Pour commencer, préparez un milieu de culture organoïde contenant 10 micromolaires Y-27632 et 2,5 micromolaires CHIR-99021. Après avoir enduit l’ECM sur l’intestin sur puce, débranchez le tube de sortie du microcanal supérieur tout en gardant le tube de dérivation du microcanal supérieur ouvert. À l’aide d’une pince à reliure, fixez à la fois l’entrée et la sortie du microcanal inférieur.
À l’aide d’une micropipette P100, ajoutez 20 microlitres de suspension cellulaire dans l’orifice de sortie du microcanal supérieur. Fixez le tube de dérivation et d’entrée du microcanal supérieur à l’aide de clips de liaison. Rattachez le tube de sortie au trou de sortie du microcanal supérieur, en veillant à ce que le tube reste ouvert tout au long du processus.
Une fois cela fait, fixez progressivement le tube de sortie du microcanal supérieur à l’aide d’un clip de liant. Ensuite, au microscope, vérifiez que les cellules sont uniformément réparties dans le microcanal supérieur. Placez l’appareil gut-on-a-chip et un incubateur de dioxyde de carbone humidifié à 37 degrés Celsius.

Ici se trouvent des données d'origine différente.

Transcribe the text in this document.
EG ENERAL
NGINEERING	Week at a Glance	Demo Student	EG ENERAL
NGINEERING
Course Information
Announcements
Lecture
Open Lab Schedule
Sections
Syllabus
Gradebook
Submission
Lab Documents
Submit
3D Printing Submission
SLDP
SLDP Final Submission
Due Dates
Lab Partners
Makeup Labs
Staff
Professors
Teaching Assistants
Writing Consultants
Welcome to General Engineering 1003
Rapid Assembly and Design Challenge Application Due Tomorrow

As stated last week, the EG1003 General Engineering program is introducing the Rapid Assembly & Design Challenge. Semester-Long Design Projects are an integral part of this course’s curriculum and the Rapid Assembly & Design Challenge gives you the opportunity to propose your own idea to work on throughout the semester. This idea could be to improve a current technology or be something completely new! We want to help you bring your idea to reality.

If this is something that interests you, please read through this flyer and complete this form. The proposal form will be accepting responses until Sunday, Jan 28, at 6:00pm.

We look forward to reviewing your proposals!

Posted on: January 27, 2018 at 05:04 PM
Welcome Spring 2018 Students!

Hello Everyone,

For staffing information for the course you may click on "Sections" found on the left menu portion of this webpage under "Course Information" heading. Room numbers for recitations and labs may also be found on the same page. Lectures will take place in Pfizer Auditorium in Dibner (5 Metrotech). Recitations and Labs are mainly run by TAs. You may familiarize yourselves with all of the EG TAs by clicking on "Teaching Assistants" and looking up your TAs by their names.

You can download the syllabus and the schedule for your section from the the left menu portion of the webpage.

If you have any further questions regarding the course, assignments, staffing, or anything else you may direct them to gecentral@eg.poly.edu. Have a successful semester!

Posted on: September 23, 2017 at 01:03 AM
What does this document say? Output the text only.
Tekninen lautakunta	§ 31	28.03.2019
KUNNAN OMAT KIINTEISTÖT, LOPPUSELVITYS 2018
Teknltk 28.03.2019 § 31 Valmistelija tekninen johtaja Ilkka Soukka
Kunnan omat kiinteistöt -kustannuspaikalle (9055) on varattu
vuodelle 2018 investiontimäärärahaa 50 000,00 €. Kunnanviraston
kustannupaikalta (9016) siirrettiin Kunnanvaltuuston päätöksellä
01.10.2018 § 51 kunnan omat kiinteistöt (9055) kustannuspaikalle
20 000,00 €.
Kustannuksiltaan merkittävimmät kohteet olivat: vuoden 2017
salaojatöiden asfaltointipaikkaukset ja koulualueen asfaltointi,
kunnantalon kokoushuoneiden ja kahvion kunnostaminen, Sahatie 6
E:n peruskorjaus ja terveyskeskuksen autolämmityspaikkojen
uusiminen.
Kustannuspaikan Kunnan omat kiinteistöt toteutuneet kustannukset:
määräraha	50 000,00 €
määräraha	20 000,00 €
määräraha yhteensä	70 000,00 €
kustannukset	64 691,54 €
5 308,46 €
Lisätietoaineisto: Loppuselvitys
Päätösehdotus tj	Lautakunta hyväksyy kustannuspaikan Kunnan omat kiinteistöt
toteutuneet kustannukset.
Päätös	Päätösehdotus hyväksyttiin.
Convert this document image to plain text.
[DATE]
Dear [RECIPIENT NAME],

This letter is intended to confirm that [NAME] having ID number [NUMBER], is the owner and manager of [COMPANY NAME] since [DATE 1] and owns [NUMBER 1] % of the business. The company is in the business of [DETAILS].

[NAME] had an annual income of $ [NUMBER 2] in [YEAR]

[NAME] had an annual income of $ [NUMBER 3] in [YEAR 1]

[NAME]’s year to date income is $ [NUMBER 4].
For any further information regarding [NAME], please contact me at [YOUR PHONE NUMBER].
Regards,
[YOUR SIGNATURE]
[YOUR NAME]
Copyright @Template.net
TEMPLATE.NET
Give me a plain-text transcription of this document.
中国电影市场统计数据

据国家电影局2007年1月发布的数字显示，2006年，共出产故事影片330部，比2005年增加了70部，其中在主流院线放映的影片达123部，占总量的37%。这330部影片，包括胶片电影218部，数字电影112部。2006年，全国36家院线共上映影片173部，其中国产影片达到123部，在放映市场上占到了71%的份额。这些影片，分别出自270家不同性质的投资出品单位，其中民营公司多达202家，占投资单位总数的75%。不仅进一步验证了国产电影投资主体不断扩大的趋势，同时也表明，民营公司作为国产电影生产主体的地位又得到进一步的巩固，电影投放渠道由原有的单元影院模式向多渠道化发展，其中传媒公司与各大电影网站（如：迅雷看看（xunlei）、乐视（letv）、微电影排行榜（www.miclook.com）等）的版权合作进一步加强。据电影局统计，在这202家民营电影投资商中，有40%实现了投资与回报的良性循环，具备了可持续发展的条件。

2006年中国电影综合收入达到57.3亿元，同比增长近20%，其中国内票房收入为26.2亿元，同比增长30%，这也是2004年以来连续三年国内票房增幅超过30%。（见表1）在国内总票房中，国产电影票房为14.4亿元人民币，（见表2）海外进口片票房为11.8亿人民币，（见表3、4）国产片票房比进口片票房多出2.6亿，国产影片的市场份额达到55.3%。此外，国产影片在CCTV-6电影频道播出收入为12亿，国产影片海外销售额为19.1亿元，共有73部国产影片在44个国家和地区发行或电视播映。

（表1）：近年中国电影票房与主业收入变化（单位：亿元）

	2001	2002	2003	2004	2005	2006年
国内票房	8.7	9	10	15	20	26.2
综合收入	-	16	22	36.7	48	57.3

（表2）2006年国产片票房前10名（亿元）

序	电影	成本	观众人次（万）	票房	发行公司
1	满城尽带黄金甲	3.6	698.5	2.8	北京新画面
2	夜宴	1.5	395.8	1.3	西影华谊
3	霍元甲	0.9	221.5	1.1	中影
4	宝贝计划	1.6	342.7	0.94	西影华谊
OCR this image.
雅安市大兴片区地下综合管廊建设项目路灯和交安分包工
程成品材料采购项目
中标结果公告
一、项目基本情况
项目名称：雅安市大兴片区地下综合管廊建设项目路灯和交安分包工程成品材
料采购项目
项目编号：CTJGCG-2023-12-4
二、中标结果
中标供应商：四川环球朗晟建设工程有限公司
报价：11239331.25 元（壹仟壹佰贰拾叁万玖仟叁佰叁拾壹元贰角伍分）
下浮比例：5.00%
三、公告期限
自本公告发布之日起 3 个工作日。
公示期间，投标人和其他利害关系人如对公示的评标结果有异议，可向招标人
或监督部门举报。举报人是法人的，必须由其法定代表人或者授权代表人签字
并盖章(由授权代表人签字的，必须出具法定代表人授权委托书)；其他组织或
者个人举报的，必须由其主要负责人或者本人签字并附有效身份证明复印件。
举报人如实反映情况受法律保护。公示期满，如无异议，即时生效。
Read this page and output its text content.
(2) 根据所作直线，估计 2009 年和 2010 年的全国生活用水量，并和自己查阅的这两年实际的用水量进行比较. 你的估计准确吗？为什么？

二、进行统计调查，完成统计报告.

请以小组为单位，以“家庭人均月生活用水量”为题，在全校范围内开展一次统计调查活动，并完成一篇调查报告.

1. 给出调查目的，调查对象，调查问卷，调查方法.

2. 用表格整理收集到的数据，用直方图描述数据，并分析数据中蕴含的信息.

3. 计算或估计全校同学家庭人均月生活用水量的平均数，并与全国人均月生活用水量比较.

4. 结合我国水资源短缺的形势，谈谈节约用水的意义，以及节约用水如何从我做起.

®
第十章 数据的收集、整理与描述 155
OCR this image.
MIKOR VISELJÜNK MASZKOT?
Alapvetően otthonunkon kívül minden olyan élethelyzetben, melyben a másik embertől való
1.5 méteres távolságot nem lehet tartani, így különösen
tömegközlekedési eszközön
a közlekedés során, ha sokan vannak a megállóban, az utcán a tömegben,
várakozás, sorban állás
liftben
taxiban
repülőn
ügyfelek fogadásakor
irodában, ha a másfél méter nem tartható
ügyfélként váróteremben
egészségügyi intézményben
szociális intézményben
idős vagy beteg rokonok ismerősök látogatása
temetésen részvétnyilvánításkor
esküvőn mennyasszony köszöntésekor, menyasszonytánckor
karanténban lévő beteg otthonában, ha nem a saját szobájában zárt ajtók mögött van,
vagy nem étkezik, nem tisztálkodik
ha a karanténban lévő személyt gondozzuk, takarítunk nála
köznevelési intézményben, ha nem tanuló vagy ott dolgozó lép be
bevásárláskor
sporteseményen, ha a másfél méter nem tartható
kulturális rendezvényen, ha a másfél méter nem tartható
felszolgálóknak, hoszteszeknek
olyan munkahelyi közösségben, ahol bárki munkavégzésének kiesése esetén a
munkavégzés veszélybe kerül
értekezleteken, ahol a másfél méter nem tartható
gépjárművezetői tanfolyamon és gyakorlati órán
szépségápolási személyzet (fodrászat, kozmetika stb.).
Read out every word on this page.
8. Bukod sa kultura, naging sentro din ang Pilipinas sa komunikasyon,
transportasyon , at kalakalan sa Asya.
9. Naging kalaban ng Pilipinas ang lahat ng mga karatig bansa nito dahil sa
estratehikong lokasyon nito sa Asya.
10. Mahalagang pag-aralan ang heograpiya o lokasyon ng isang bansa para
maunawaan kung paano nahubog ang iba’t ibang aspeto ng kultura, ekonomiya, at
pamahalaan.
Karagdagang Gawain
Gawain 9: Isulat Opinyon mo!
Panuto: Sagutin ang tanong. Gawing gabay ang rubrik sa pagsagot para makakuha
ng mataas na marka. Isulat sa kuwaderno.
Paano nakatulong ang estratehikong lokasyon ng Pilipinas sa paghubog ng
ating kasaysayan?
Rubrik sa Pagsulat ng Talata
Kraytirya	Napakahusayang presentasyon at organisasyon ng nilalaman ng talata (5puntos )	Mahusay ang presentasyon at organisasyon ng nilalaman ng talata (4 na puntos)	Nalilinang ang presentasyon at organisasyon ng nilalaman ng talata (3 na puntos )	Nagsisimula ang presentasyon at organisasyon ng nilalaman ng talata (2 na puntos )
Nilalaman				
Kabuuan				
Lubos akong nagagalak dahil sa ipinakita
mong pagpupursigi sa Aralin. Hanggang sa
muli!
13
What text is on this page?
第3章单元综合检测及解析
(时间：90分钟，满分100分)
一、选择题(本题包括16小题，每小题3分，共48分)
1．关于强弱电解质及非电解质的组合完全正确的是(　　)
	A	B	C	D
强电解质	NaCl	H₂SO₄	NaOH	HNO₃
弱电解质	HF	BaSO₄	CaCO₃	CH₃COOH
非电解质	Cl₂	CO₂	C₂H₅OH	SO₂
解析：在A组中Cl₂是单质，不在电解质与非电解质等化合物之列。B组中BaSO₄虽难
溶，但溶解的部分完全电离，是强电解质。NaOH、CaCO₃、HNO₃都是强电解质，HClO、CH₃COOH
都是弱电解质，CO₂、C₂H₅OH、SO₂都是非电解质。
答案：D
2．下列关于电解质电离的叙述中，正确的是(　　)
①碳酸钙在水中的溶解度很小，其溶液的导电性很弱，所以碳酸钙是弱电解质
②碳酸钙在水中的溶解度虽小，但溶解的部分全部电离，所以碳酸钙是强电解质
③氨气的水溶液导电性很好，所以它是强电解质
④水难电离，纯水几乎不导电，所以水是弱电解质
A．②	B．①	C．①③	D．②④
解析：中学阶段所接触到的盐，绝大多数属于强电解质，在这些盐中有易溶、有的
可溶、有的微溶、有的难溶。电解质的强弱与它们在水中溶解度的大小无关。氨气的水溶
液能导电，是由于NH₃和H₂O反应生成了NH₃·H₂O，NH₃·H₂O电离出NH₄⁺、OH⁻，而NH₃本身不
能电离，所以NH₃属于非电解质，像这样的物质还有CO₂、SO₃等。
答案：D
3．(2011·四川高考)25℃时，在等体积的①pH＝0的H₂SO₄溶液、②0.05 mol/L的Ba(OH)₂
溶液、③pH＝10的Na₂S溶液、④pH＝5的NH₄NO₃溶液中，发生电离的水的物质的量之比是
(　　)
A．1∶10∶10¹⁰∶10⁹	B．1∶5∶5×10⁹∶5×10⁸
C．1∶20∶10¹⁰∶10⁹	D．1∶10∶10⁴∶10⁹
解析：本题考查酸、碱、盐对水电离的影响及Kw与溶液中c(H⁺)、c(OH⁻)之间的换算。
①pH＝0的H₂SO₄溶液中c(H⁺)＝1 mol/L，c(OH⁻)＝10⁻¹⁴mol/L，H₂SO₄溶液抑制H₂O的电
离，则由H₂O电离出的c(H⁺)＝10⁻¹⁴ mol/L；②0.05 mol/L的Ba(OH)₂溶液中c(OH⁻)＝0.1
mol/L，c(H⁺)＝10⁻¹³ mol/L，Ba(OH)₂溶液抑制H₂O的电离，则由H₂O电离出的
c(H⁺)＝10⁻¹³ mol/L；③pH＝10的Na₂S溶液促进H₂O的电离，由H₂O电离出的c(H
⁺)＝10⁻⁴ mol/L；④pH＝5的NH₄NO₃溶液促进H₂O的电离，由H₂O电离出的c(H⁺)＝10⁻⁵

Connectez la seringue attachée au microcanal supérieur de la puce à un pousse-seringue placé dans un incubateur. Réglez le débit à 30 microlitres par heure et démarrez le débit continu du fluide d’assise pour le microcanal supérieur. Pendant cette période, laissez le microcanal inférieur serré.
Le lendemain de la mise en place, remplacez le milieu par un milieu de culture organoïde contenant uniquement du A-83-01. Une fois que la monocouche est établie pour le microcanal supérieur, initiez l’écoulement continu du fluide d’assise vers le microcanal inférieur. Ensuite, introduisez un milieu de culture organoïde dans les microcanaux supérieur et inférieur pour initier le développement de la morphogenèse tridimensionnelle dans la puce.
Augmentez le débit à 50 microlitres par heure pour obtenir une contrainte pure de 0,02 dine par centimètre carré dans la conception de l’intestin sur puce. À l’aide d’un bioréacteur régulé par ordinateur, appliquez une contrainte cyclique de 10 % et une fréquence de 0,15 hertz aux cellules cultivées sur un dispositif gut-on-a-chip pendant deux à trois jours pour établir une morphogenèse tridimensionnelle. Après six à neuf jours d’écoulement moyen, un regroupement occasionnel de morphogenèse tridimensionnelle des cellules épithéliales intestinales canines a été observé dans tout le microcanal.
La coloration par immunofluorescence a permis d’évaluer la structure tridimensionnelle des monocouches dérivées d’organoïdes et des structures ressemblant à des villosités dans des puces microfluidiques. La fonction de barrière intestinale mesurée par TEER a montré des valeurs TEER stables au cinquième jour de culture.